Pretend your life is a chalice of crystal. You dropped it and it broke up in little pieces. You kneel down, look for them and pick them all up. Then you put all them together again, in a delicate work of glue and patience. After a long time you finish it, you've got any single piece back in its place. The result is a chalice all cracked, but still a chalice. It's your chalice. It doesn't matter if it broke for your negligence or the careless of somebody else passing by too close to you. What is important for you is that you put it together. Hasn't been a simple job.
Now you're there: your eyes burn, your finger tips sore due to the many cuts the glass shards gave you, your back is aching for bending down for so long time. You are there, watching your chalice, watching your life. And you wonder what to do of it. You are sure that you have done your job properly, that your chalice can contain liquids again. But you wonder if somebody would be available to drink from such a no more pretty chalice. And you wonder what kind of person could be who is willing to drink from it. But somebody will do it, that certainty gives you back some warmth.
And then you meet that man. His smile is heart-warming, you see a light in his eyes you've never seen before in anybody else's. You pour your finest liquor for him, you pour it into that chalice all cracked. The chalice holds, for you have worked accurately. And the man you offered it to drinks your liquor, and when he has drunk it all he stares at you. But his eyes are cold now, they have lost that light you had seen. Did you imagine that light? Was it there or was it a figment you created because you had need of it?

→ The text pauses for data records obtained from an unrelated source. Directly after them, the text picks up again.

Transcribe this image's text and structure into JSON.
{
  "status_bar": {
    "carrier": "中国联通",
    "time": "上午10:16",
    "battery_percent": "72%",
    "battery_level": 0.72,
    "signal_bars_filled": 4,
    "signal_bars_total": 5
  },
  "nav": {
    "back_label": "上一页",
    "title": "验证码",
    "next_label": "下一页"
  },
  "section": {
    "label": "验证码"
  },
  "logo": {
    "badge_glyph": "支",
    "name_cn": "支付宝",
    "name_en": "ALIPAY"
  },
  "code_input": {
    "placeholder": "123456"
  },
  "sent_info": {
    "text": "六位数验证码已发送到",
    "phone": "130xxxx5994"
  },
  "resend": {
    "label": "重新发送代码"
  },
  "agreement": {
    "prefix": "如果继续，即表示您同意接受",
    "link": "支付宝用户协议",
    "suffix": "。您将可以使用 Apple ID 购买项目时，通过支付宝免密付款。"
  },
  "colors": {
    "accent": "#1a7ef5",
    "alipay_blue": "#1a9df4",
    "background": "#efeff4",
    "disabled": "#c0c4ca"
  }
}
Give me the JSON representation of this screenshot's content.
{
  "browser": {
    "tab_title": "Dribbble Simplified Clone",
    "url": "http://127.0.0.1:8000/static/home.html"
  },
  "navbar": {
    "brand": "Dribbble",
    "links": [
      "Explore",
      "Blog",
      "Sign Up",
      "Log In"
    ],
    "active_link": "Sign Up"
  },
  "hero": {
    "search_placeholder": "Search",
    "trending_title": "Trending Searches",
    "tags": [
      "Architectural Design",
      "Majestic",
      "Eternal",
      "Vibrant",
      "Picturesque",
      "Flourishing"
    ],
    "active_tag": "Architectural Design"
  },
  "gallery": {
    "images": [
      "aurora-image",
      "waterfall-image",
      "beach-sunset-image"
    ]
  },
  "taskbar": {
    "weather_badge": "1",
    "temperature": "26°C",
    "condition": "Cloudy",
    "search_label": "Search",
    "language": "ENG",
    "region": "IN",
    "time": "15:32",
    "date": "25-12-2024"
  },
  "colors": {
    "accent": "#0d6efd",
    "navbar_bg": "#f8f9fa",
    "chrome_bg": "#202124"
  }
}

Does it matter now if the light was there or not? What else matters now but the fact that the man you have offered your chalice, your life, throws it away? He throws it and leaves. He throws it and it shatters in even smaller pieces which spread all over. The chalice shatters and nobody is with you any more.
You stare to all the fragments of crystal, you watch the glittering dust and it turns in a shimmering blur while the tears full your eyes up. The sobs shake you, salty tears reach your lips, but your mouth is dry and something tighten your throat choking you. It's the desperation gnawing inside you, carving you like a worm carves its way into a tree. It's the desperation which leaves you empty, unable to love, to hope or simply of flaring up. The desperation which wipes out your tomorrow.
Is it possible to put all the pieces together once again, you wonder. And even if it's possible, even if you find all the pieces, even if you pick the smallest particles of dust up, and you have all of them in your hands till the last atom, would you be able to remake the crystal this time? For how much hard you can work, for how much skilled you can be, what can you expect to put together this time? You would remake, probably, a twisted chalice, weak and with sharp edges, a chalice which would barely stay together, let alone to be able to contain liquids. And who would be willing to sip from a chalice that cuts his lips?
Have you imagined the described situation? I don't know if you who are reading have experienced the same situation or something just close to it, something which stirred the same fear in you,the fear that some one will hurt you again, the fear of failing, the fear of having nobody at your side who would take care of you for what you are, perfect and flawless chalice or cracked one. The fear that everybody will throw you away after having drunk all your liquor, will shatter you after having dried up you till the last drop. I don't know if you know these fears, if you have gather the courage to face them or if you're still sobbing in a corner. I don't know if you are one of those people able to face the pain and the strain needed to put the pieces together once more and to accept yourself whichever shape will come out this time. But what I know for sure is that there's at least one person more willing to drink from your chalice. That person will bring the sharp edge of your glass to his lips, will wound himself drinking, and smiling will give you the blood stained glass back . He will be happy with whatever you have given to him, a little or a lot, and will not demand to see the bottom of the glass. He will handle your chalice gently, will take care of it for you, and will be ready to give it back should you ask it.
I'm not speaking of a dream, I'm speaking about people I know well. People who often are just close to us, that we can find looking for them in the right places. So pick the pieces up, search and find as many as possible, but have clear in your mind that in the end it doesn't matter if you have all of them or not. Because that chalice, as weak as it will be, as ugly as it will be, can keep at least one drop of your liquor. And there are men who are happy even with one single drop, because in that drop there's all of you, there's the all universe.
And sometimes, not always but often enough, we are gifted of a new chalice, a new life.